Currently we do not understand why cholangiocarcinomas develop. So, in most people there is no obvious reason why the cancer should form. It does occur more frequently in people who suffer from a rare condition called sclerosing cholangitis, which causes slow and progressive damage to the bile ducts.

What is secondary liver cancer?
Nearly any cancer in the body can spread to the liver. Cancers more likely to have secondary growths in the liver are those from the stomach, pancreas, and large bowel (colon). This is because the blood stream away from these digestive organs flows directly to the liver. Hence, all cancer cells that break away from the original growth are carried to the liver where they can embed and grow. Breast and lung cancers are relatively common cancers that can also form secondary growths within the liver.

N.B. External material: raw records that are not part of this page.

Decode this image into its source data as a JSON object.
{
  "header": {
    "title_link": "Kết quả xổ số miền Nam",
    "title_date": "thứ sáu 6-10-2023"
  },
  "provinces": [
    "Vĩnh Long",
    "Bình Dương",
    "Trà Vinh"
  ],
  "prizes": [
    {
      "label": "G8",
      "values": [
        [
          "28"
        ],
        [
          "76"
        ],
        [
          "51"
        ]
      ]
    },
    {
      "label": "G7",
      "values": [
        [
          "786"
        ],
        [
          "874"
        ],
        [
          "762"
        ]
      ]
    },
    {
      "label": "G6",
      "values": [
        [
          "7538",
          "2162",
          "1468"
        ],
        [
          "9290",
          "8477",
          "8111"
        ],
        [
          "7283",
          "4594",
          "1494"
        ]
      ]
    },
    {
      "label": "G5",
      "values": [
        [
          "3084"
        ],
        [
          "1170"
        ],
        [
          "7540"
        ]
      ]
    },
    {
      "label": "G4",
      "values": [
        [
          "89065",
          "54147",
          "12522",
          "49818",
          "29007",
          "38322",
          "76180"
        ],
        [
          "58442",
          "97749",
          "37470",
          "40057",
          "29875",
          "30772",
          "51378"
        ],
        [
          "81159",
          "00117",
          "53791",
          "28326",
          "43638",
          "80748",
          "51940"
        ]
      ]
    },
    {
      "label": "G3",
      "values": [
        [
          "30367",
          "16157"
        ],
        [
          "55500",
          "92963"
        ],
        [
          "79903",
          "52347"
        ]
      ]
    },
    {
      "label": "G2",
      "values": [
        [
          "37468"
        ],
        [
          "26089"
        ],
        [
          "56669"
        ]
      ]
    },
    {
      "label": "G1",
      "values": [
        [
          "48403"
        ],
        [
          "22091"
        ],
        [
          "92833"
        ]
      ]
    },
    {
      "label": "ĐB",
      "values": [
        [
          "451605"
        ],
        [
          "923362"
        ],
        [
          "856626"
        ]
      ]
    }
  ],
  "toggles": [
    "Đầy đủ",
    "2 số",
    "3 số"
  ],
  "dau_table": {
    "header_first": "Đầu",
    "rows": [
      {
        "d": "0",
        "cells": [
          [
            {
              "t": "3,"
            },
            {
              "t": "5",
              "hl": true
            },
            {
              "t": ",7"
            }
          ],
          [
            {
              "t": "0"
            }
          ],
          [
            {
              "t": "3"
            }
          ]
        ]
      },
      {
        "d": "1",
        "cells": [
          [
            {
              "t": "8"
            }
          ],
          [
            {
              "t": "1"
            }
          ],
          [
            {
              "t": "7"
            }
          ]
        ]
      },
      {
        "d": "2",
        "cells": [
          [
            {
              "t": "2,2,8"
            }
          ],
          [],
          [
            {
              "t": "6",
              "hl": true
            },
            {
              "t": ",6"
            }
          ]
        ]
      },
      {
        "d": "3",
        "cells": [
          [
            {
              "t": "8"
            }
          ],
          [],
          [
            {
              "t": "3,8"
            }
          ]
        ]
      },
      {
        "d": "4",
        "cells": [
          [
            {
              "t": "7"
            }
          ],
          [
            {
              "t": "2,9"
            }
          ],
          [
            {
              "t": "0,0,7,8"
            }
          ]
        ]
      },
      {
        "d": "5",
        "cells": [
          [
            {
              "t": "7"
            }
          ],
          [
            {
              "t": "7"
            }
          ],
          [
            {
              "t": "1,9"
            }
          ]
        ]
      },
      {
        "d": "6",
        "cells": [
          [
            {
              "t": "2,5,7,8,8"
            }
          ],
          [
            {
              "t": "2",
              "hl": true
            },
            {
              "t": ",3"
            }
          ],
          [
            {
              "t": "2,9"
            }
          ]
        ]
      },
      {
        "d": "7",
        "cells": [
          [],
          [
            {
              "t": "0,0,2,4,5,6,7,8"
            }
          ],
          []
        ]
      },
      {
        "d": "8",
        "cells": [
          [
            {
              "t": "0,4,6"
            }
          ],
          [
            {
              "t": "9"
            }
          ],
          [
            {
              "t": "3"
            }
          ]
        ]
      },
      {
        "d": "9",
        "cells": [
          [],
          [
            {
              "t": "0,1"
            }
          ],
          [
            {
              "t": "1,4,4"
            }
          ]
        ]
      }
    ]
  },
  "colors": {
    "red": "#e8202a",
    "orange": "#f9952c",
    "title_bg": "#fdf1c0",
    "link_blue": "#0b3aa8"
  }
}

What are the symptoms of liver cancer?
Early on in their growth, liver cancers often produce no symptoms. Secondary cancers tend to be found only after the original cancer elsewhere in the body is diagnosed. A liver cancer may produce jaundice (a yellow coloring of the skin and eyes), often with a darkening of urine and a pale color to the stool (bowel motion). This is because the growth of the cancer blocks the drainage of bile from the liver and the bile's yellow pigment cannot get into the bowel to color the stool. Because of the blocked drainage, the bile's yellow pigment is subsequently eliminated through the kidneys, hence the dark urine. Other symptoms that may occur are liver pain (especially if the cancer is stretching the fibrous coating that surrounds the liver) and weight loss. Very occasionally a liver cancer causes vomiting. This is because the cancer grows out from the liver and pushes on the stomach, blocking the passage of food and liquids.

What tests confirm a diagnosis of liver cancer?
Apart from hepatomas, there are no specific blood tests for the detection of liver cancer. However, a cancer in the liver might be suspected when an abnormality is seen in Lefts, or liver function tests. These blood tests merely detect that there is something wrong and an abnormality can show up for many other reasons besides cancer. In the case of hepatomas, a doctor may find an unusually high concentration of a substance produced by the hepatoma, called alpha-fetoprotein. However, this blood test is only an indication of the presence of a hepatoma and will not detect other cancers.

The best method of diagnosing a cancer is to detect it visually. This can be done using ultrasound, a CT scan X-ray, or magnetic resonance imaging (MRI). Sometimes it is necessary to have pictures of the blood supply to the cancer, in which case an angiogram is performed. This entails putting X-ray dye into the blood vessels that supply the liver via a fine tube inserted into an artery, normally at the top of the leg.

If liver cancer is detected, specialists need to know what type of cell is forming the cancer. This means that a sample of the cancer is required. This involves introducing a needle into the cancer and then taking a small sample (biopsy), which is examined under a microscope.